People do not understand what it is like to live this way. I have gotten everything from “what is your problem, you just have a concussion” to “certainly you can’t still be having symptoms?!” But the worst was recently when I retrieved my file from the clinic and the doctor had written “hypochondriac” and “health anxiety” as his conclusions to my problems. ARE YOU KIDDING ME??!! I could not make up these symptoms if I tried. And frankly, I would be living my life to the fullest not spending time at a clinic. That is all I want and pray for…..my old life back. It is a very scary moment when you are still sick and miserable every second of the day and the doctor who was in charge of “helping” you does not even understand concussions and doesn’t even believe you.

I am now seeing a new set of doctors in Minneapolis, MN who truly understand post concussion syndrome. Every time I leave their offices, I feel even more educated about brain injuries. In two short visits, they have gotten to the bottom of the dizziness and nausea. Apparently, my whole ocular system was knocked out of whack in the accident and each eye is focusing on a different objects and sending different messages to my brain. The scary part is about 50% of the brain is devoted to visual processing. So, I know I am still facing a long road to recovery with my therapists. I am also undergoing vestibular therapy to get my balance back. I never realized that one small, or what I thought was small, whiplash event could damage so many centers in my brain.

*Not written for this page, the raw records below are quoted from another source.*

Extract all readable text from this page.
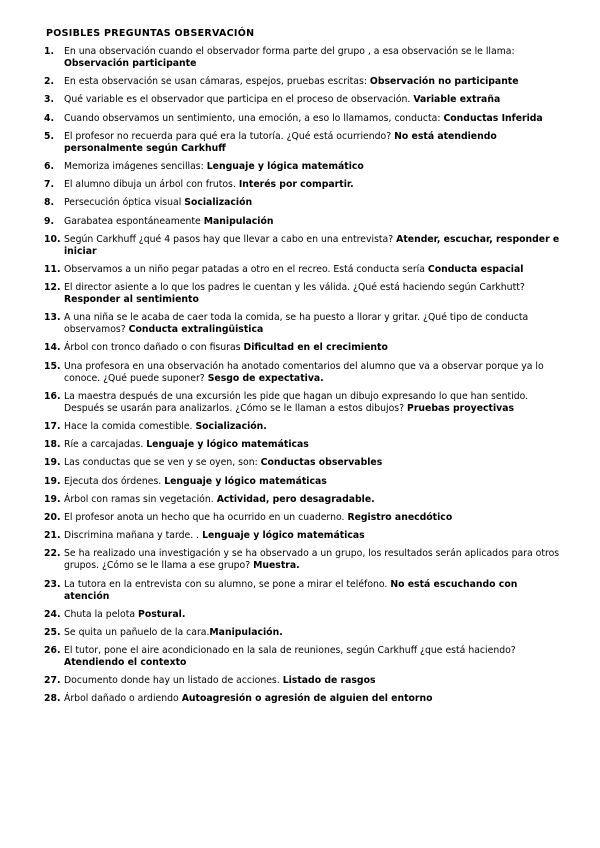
POSIBLES PREGUNTAS OBSERVACIÓN
1.	En una observación cuando el observador forma parte del grupo , a esa observación se le llama: Observación participante
2.	En esta observación se usan cámaras, espejos, pruebas escritas: Observación no participante
3.	Qué variable es el observador que participa en el proceso de observación. Variable extraña
4.	Cuando observamos un sentimiento, una emoción, a eso lo llamamos, conducta: Conductas Inferida
5.	El profesor no recuerda para qué era la tutoría. ¿Qué está ocurriendo? No está atendiendo personalmente según Carkhuff
6.	Memoriza imágenes sencillas: Lenguaje y lógica matemático
7.	El alumno dibuja un árbol con frutos. Interés por compartir.
8.	Persecución óptica visual Socialización
9.	Garabatea espontáneamente Manipulación
10. Según Carkhuff ¿qué 4 pasos hay que llevar a cabo en una entrevista? Atender, escuchar, responder e iniciar
11. Observamos a un niño pegar patadas a otro en el recreo. Está conducta sería Conducta espacial
12. El director asiente a lo que los padres le cuentan y les válida. ¿Qué está haciendo según Carkhutt? Responder al sentimiento
13. A una niña se le acaba de caer toda la comida, se ha puesto a llorar y gritar. ¿Qué tipo de conducta observamos? Conducta extralingüistica
14. Árbol con tronco dañado o con fisuras Dificultad en el crecimiento
15. Una profesora en una observación ha anotado comentarios del alumno que va a observar porque ya lo conoce. ¿Qué puede suponer? Sesgo de expectativa.
16. La maestra después de una excursión les pide que hagan un dibujo expresando lo que han sentido. Después se usarán para analizarlos. ¿Cómo se le llaman a estos dibujos? Pruebas proyectivas
17. Hace la comida comestible. Socialización.
18. Ríe a carcajadas. Lenguaje y lógico matemáticas
19. Las conductas que se ven y se oyen, son: Conductas observables
19. Ejecuta dos órdenes. Lenguaje y lógico matemáticas
19. Árbol con ramas sin vegetación. Actividad, pero desagradable.
20. El profesor anota un hecho que ha ocurrido en un cuaderno. Registro anecdótico
21. Discrimina mañana y tarde. . Lenguaje y lógico matemáticas
22. Se ha realizado una investigación y se ha observado a un grupo, los resultados serán aplicados para otros grupos. ¿Cómo se le llama a ese grupo? Muestra.
23. La tutora en la entrevista con su alumno, se pone a mirar el teléfono. No está escuchando con atención
24. Chuta la pelota Postural.
25. Se quita un pañuelo de la cara.Manipulación.
26. El tutor, pone el aire acondicionado en la sala de reuniones, según Carkhuff ¿que está haciendo? Atendiendo el contexto
27. Documento donde hay un listado de acciones. Listado de rasgos
28. Árbol dañado o ardiendo Autoagresión o agresión de alguien del entorno
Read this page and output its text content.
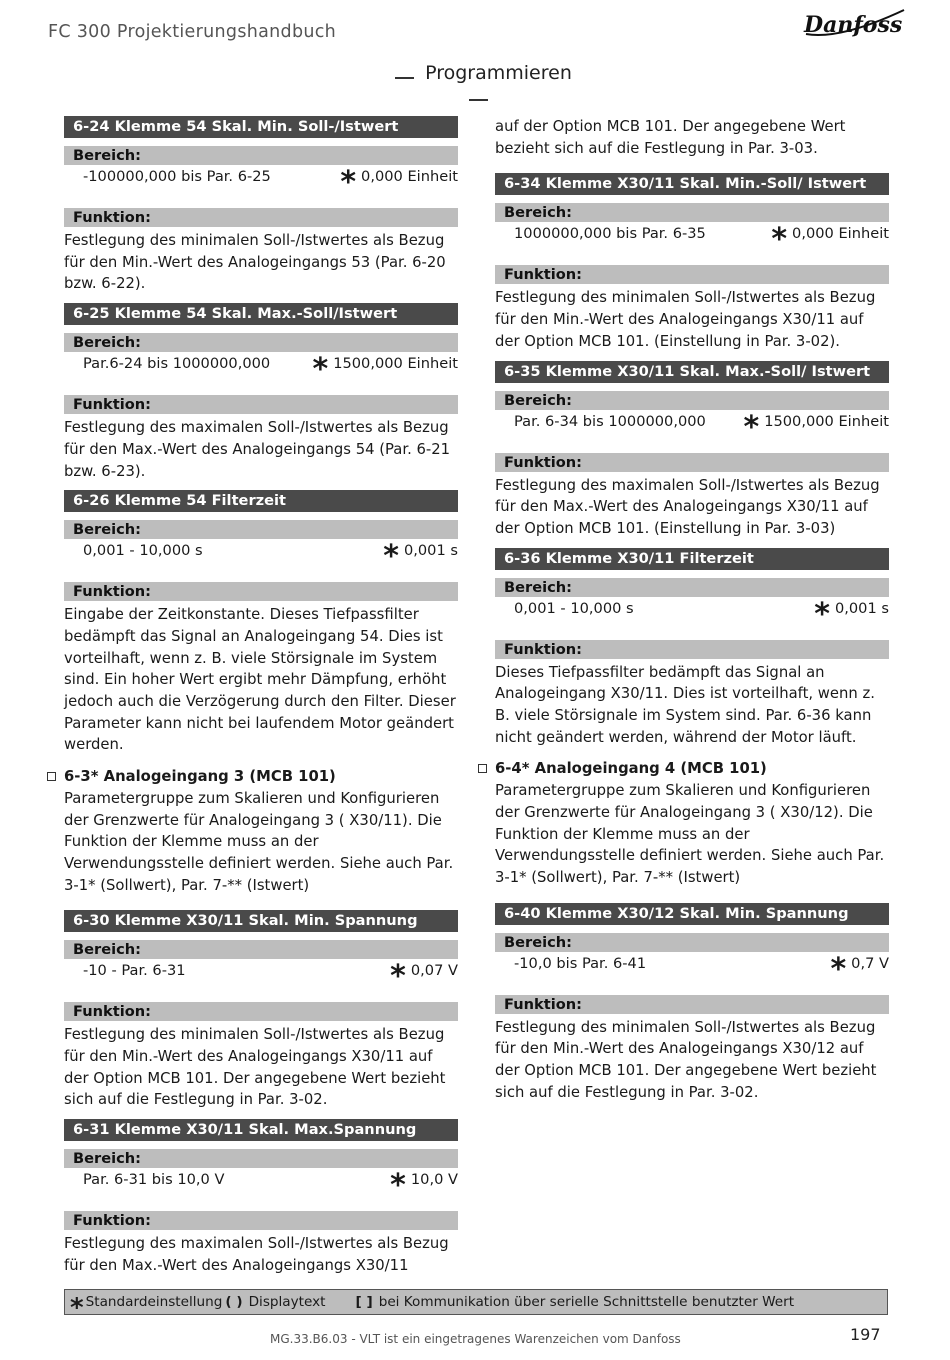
FC 300 Projektierungshandbuch	Danfoss
Programmieren
6-24 Klemme 54 Skal. Min. Soll-/Istwert
Bereich:
-100000,000 bis Par. 6-25 * 0,000 Einheit
Funktion:
Festlegung des minimalen Soll-/Istwertes als Bezug für den Min.-Wert des Analogeingangs 53 (Par. 6-20 bzw. 6-22).
6-25 Klemme 54 Skal. Max.-Soll/Istwert
Bereich:
Par.6-24 bis 1000000,000 * 1500,000 Einheit
Funktion:
Festlegung des maximalen Soll-/Istwertes als Bezug für den Max.-Wert des Analogeingangs 54 (Par. 6-21 bzw. 6-23).
6-26 Klemme 54 Filterzeit
Bereich:
0,001 - 10,000 s	* 0,001 s
Funktion:
Eingabe der Zeitkonstante. Dieses Tiefpassfilter bedämpft das Signal an Analogeingang 54. Dies ist vorteilhaft, wenn z. B. viele Störsignale im System sind. Ein hoher Wert ergibt mehr Dämpfung, erhöht jedoch auch die Verzögerung durch den Filter. Dieser Parameter kann nicht bei laufendem Motor geändert werden.
6-3* Analogeingang 3 (MCB 101)
Parametergruppe zum Skalieren und Konfigurieren der Grenzwerte für Analogeingang 3 ( X30/11). Die Funktion der Klemme muss an der Verwendungsstelle definiert werden. Siehe auch Par. 3-1* (Sollwert), Par. 7-** (Istwert)
6-30 Klemme X30/11 Skal. Min. Spannung
Bereich:
-10 - Par. 6-31	* 0,07 V
Funktion:
Festlegung des minimalen Soll-/Istwertes als Bezug für den Min.-Wert des Analogeingangs X30/11 auf der Option MCB 101. Der angegebene Wert bezieht sich auf die Festlegung in Par. 3-02.
6-31 Klemme X30/11 Skal. Max.Spannung
Bereich:
Par. 6-31 bis 10,0 V	* 10,0 V
Funktion:
Festlegung des maximalen Soll-/Istwertes als Bezug für den Max.-Wert des Analogeingangs X30/11
auf der Option MCB 101. Der angegebene Wert bezieht sich auf die Festlegung in Par. 3-03.
6-34 Klemme X30/11 Skal. Min.-Soll/ Istwert
Bereich:
1000000,000 bis Par. 6-35 * 0,000 Einheit
Funktion:
Festlegung des minimalen Soll-/Istwertes als Bezug für den Min.-Wert des Analogeingangs X30/11 auf der Option MCB 101. (Einstellung in Par. 3-02).
6-35 Klemme X30/11 Skal. Max.-Soll/ Istwert
Bereich:
Par. 6-34 bis 1000000,000 * 1500,000 Einheit
Funktion:
Festlegung des maximalen Soll-/Istwertes als Bezug für den Max.-Wert des Analogeingangs X30/11 auf der Option MCB 101. (Einstellung in Par. 3-03)
6-36 Klemme X30/11 Filterzeit
Bereich:
0,001 - 10,000 s	* 0,001 s
Funktion:
Dieses Tiefpassfilter bedämpft das Signal an Analogeingang X30/11. Dies ist vorteilhaft, wenn z. B. viele Störsignale im System sind. Par. 6-36 kann nicht geändert werden, während der Motor läuft.
6-4* Analogeingang 4 (MCB 101)
Parametergruppe zum Skalieren und Konfigurieren der Grenzwerte für Analogeingang 3 ( X30/12). Die Funktion der Klemme muss an der Verwendungsstelle definiert werden. Siehe auch Par. 3-1* (Sollwert), Par. 7-** (Istwert)
6-40 Klemme X30/12 Skal. Min. Spannung
Bereich:
-10,0 bis Par. 6-41	* 0,7 V
Funktion:
Festlegung des minimalen Soll-/Istwertes als Bezug für den Min.-Wert des Analogeingangs X30/12 auf der Option MCB 101. Der angegebene Wert bezieht sich auf die Festlegung in Par. 3-02.
* Standardeinstellung ( ) Displaytext [ ] bei Kommunikation über serielle Schnittstelle benutzter Wert
MG.33.B6.03 - VLT ist ein eingetragenes Warenzeichen vom Danfoss	197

Finally, living with PCS is a very lonely journey. I have learned that as your symptoms persist, everyone moves on with their lives. Every once in awhile they throw you a “how are you?” Sometimes I tell people things are a little bit better only because I do not want to go through the process of trying to describe my symptoms. Sometimes I tell them I am little bit better because I wish so badly they were getting a little bit better. But the honest answer is “I am the same.” I have not seen any recovery in over half a year. PCS is a time when you really learn who your friends and loved ones are, and you learn that health, above anything else, is a true blessing you took for granted every day.

As you can see, when you are in the midst of a dark tunnel the story is not exactly inspiring but it is real! This is a very frank look at my current life with post concussion syndrome. In addition, you get to see how absolutely devastating a head injury can be. I do not have a history of concussions. This is my story after just one concussion event. All it takes is one event to have lingering, debilitating post concussion symptoms. I want people to realize that risking your brain to go back into a game is not a good decision. Riding a bike or going skiing without a helmet should be unthinkable. I could go on, but ultimately I want to educate others as much as possible, because even though I was in a freak accident, other people have the chance to step away from a sport or event before more damage is done. Also, I want to emphasize how important it is to find the right doctors and therapists if you are having lingering symptoms from a head injury. Trust your gut. The doctors are working for you and this is your brain not a cut that needs stitches.

I know in the end, God never gives us a challenge we cannot handle. With the help of my husband and two wonderful kids, current doctors and therapists, and the love of all my other PCS pals, I know this has to get better and I can continue to persevere. I plan to continue to update all of you on my progress in therapy and hope I can help anyone who is currently going through this. I hope someday I can write again with the insight of recovering from this monster. People with head injuries have an invisible injury. We look healthy on the outside, but deal with very real, disabling, miserable side affects every day. Concussions are not something to take lightly. As Sir Francis Bacon said, “Knowledge is power.” And now you know.